His 31.8 K% was the highest on the Diamondbacks. That is amazing because Keuchel is known as a low strikeout pitcher (13.2 K% last season).

Weak contact was a strength. Ground balls were weakly hit (82 MPH) with a .148 wOBA.

He kept the ball in the park, allowing zero home runs. Last season he allowed 1.4 home runs per 9 innings.

He doubled his cutters from 17% to 34% per Baseball Savant. This AZ Snake Pit article suggested that he would benefit from more cutters because cutters often result in weak contact.

Hitters were very lucky. Two reasons follow:

  • Their BABIP was an unsustainable .500 (6 hits in 12 balls-in-play).
  • Their line drive results were 57% better than expected by Statcast (.921 wOBA vs .585 xwOBA). This suggests fielding was less than average.

He discarded his previous goal of getting first pitch swings. In my view this was intentional because 72.7% of his first pitches were outside the strike zone per Baseball Savant. His first pitch swings fell from 30.6% to 18.2%. Perhaps the percentage of first pitches in the zone will vary to keep batters guessing.

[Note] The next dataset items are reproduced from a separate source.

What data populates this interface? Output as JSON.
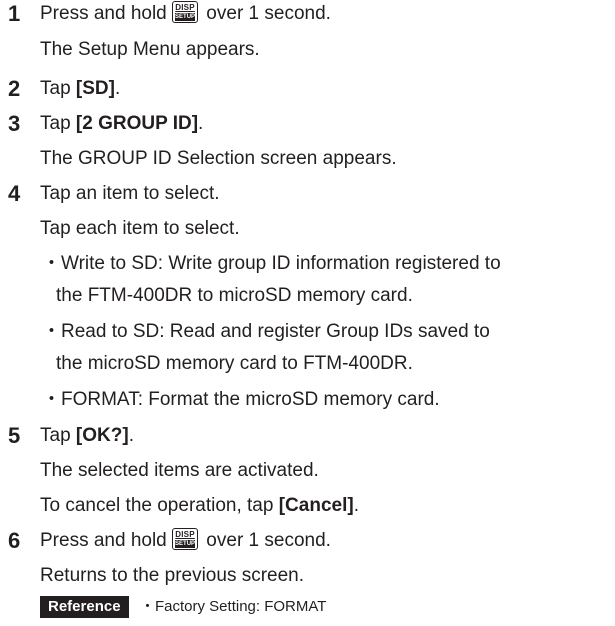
{
  "steps": [
    {
      "num": "1",
      "lines": {
        "a_pre": "Press and hold",
        "a_post": " over 1 second.",
        "b": "The Setup Menu appears."
      }
    },
    {
      "num": "2",
      "lines": {
        "a_pre": "Tap ",
        "a_bold": "[SD]",
        "a_post": "."
      }
    },
    {
      "num": "3",
      "lines": {
        "a_pre": "Tap ",
        "a_bold": "[2 GROUP ID]",
        "a_post": ".",
        "b": "The GROUP ID Selection screen appears."
      }
    },
    {
      "num": "4",
      "lines": {
        "a": "Tap an item to select.",
        "b": "Tap each item to select."
      },
      "bullets": [
        {
          "l1": "・Write to SD: Write group ID information registered to",
          "l2": "the FTM-400DR to microSD memory card."
        },
        {
          "l1": "・Read to SD: Read and register Group IDs saved to",
          "l2": "the microSD memory card to FTM-400DR."
        },
        {
          "l1": "・FORMAT: Format the microSD memory card."
        }
      ]
    },
    {
      "num": "5",
      "lines": {
        "a_pre": "Tap ",
        "a_bold": "[OK?]",
        "a_post": ".",
        "b": "The selected items are activated.",
        "c_pre": "To cancel the operation, tap ",
        "c_bold": "[Cancel]",
        "c_post": "."
      }
    },
    {
      "num": "6",
      "lines": {
        "a_pre": "Press and hold",
        "a_post": " over 1 second.",
        "b": "Returns to the previous screen."
      }
    }
  ],
  "key": {
    "top": "DISP",
    "bottom": "SETUP"
  },
  "reference": {
    "badge": "Reference",
    "text": "・Factory Setting: FORMAT"
  }
}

“I don’t think we saw him at his absolute best because he was nervous and a little bit up tight [in his first start as a Diamondback]. — Torey Lovullo

“So, we like what we saw [in his first start as a Diamondback]. We want it to continue to improve. We need that guy [Keuchel] to step up.” — Torey Lovullo

What happened in Dallas Keuchel’s second start as a Diamondback?

For a second consecutive start, you would miss ‘amazing’ if you looked at the top level and saw 6 earned runs in 5 innings.

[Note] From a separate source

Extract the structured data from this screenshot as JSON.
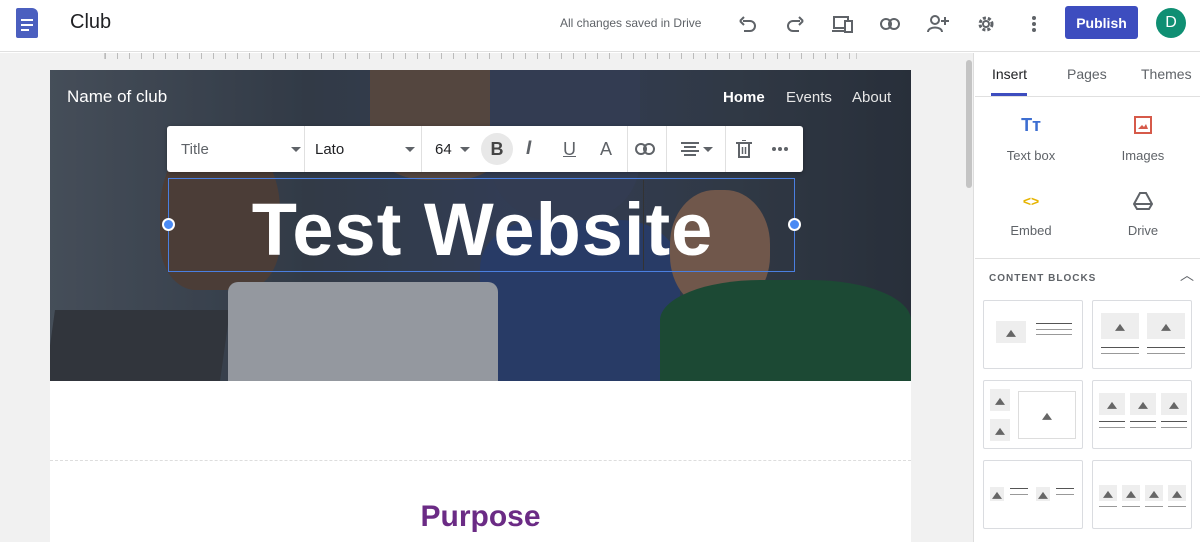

The combination of hitter-friendly Coors field plus two defensive kerfuffles made batters lucky, yet again. The first kerfuffle was in the first inning, when base-runner Kris Bryant ran in front of the throw to second base (it hit his shoulder) preventing an inning-ending double play. Sadly, two batters later a Coors homer happened.

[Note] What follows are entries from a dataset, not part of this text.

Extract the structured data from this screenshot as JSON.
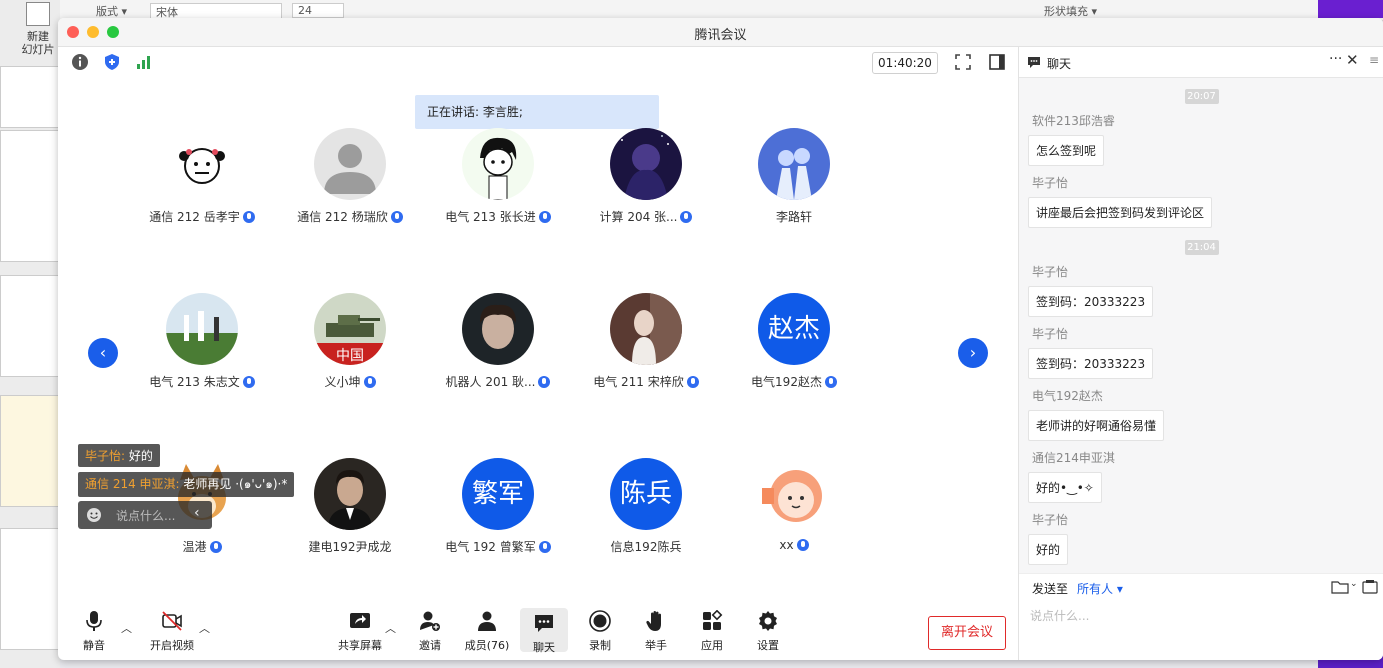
{
  "ppt": {
    "new_label_1": "新建",
    "new_label_2": "幻灯片",
    "layout_label": "版式",
    "font_name": "宋体",
    "font_size": "24",
    "shape_fill": "形状填充"
  },
  "window": {
    "title": "腾讯会议",
    "timer": "01:40:20",
    "speaking_label": "正在讲话: 李言胜;"
  },
  "participants": [
    {
      "name": "通信 212 岳孝宇",
      "avatar": "cartoon-face",
      "mic": true
    },
    {
      "name": "通信 212 杨瑞欣",
      "avatar": "default-person",
      "mic": true
    },
    {
      "name": "电气 213 张长进",
      "avatar": "anime-boy",
      "mic": true
    },
    {
      "name": "计算 204 张...",
      "avatar": "night-sky",
      "mic": true
    },
    {
      "name": "李路轩",
      "avatar": "anime-couple",
      "mic": false
    },
    {
      "name": "电气 213 朱志文",
      "avatar": "photo-field",
      "mic": true
    },
    {
      "name": "义小坤",
      "avatar": "tank",
      "mic": true
    },
    {
      "name": "机器人 201 耿...",
      "avatar": "photo-face",
      "mic": true
    },
    {
      "name": "电气 211 宋梓欣",
      "avatar": "photo-girl",
      "mic": true
    },
    {
      "name": "电气192赵杰",
      "avatar_text": "赵杰",
      "mic": true
    },
    {
      "name": "温港",
      "avatar": "shiba",
      "mic": true
    },
    {
      "name": "建电192尹成龙",
      "avatar": "photo-man",
      "mic": false
    },
    {
      "name": "电气 192 曾繁军",
      "avatar_text": "繁军",
      "mic": true
    },
    {
      "name": "信息192陈兵",
      "avatar_text": "陈兵",
      "mic": false
    },
    {
      "name": "xx",
      "avatar": "cartoon-orange",
      "mic": true
    }
  ],
  "popups": {
    "pop1_name": "毕子怡:",
    "pop1_text": " 好的",
    "pop2_name": "通信 214 申亚淇:",
    "pop2_text": " 老师再见 ·(๑'ᴗ'๑)·*",
    "say_placeholder": "说点什么..."
  },
  "bottombar": {
    "mute": "静音",
    "video": "开启视频",
    "share": "共享屏幕",
    "invite": "邀请",
    "members": "成员(76)",
    "chat": "聊天",
    "record": "录制",
    "raise": "举手",
    "apps": "应用",
    "settings": "设置",
    "leave": "离开会议"
  },
  "chat": {
    "title": "聊天",
    "messages": [
      {
        "time": "20:07"
      },
      {
        "sender": "软件213邱浩睿",
        "text": "怎么签到呢"
      },
      {
        "sender": "毕子怡",
        "text": "讲座最后会把签到码发到评论区"
      },
      {
        "time": "21:04"
      },
      {
        "sender": "毕子怡",
        "text": "签到码：20333223"
      },
      {
        "sender": "毕子怡",
        "text": "签到码：20333223"
      },
      {
        "sender": "电气192赵杰",
        "text": "老师讲的好啊通俗易懂"
      },
      {
        "sender": "通信214申亚淇",
        "text": "好的•‿•✧"
      },
      {
        "sender": "毕子怡",
        "text": "好的"
      }
    ],
    "send_to_label": "发送至",
    "send_to_value": "所有人",
    "input_placeholder": "说点什么..."
  },
  "colors": {
    "accent": "#1a5eea",
    "leave_red": "#e02a2a",
    "speaking_bg": "#d8e6fb"
  }
}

“Walker has the most double plays started of any first baseman in the game, (8), and that was his first throwing error of the year.” — Jack Sommers

“First and foremost he [Keuchel] did his job right there. He got a really good hitter in Blackmon to roll over.” — Christian Walker

The second kerfuffle was in the fourth inning, when Randal Grichuk hit a fly ball between Alek Thomas and Jordan Luplow. It was not caught. Sadly, three batters later a Coors triple scored 3 runs.

“With the quality of outfielders that we have and with that ball being in the air as long as it was. I feel like we should have made a little bit better play on it.” — Torey Lovullo

Coors field reduced Dallas Keuchel’s pitch movement, making it easier for batters to hit the ball.

“His velocity is actually up a couple MPH today, but his vertical and horizontal movement are down...a lot. [The reason was] Coors field.” — Jack Sommers

“Interesting that his velocity is up a notch or two. Coors though may not be the most representative test location, but the DBacks still have to play there, a lot.” — Oldenschoole

“Indeed, Coors was not a representative test. And with any luck Keuchel should have been out of the first with zero runs. ...” — Makakilo

The same as the first game weak contact remained a strength. Although half (9 of 18) of his balls-in-play were ground balls, only one was a hit (a single). His ground ball .205 wOBA was excellent.

The same as his first game, he pitched more cutters (34% per Baseball Savant). Cutters promote weak contact, even at Coors field.

“I thought he threw the ball pretty good.” — Torey Lovullo


Dallas Keuchel’s first start as a Diamondback was amazing. His second start might have been amazing except he was pitching at Coors and the Diamondbacks had two defensive kerfuffles. I’d like to see more Keuchel starts.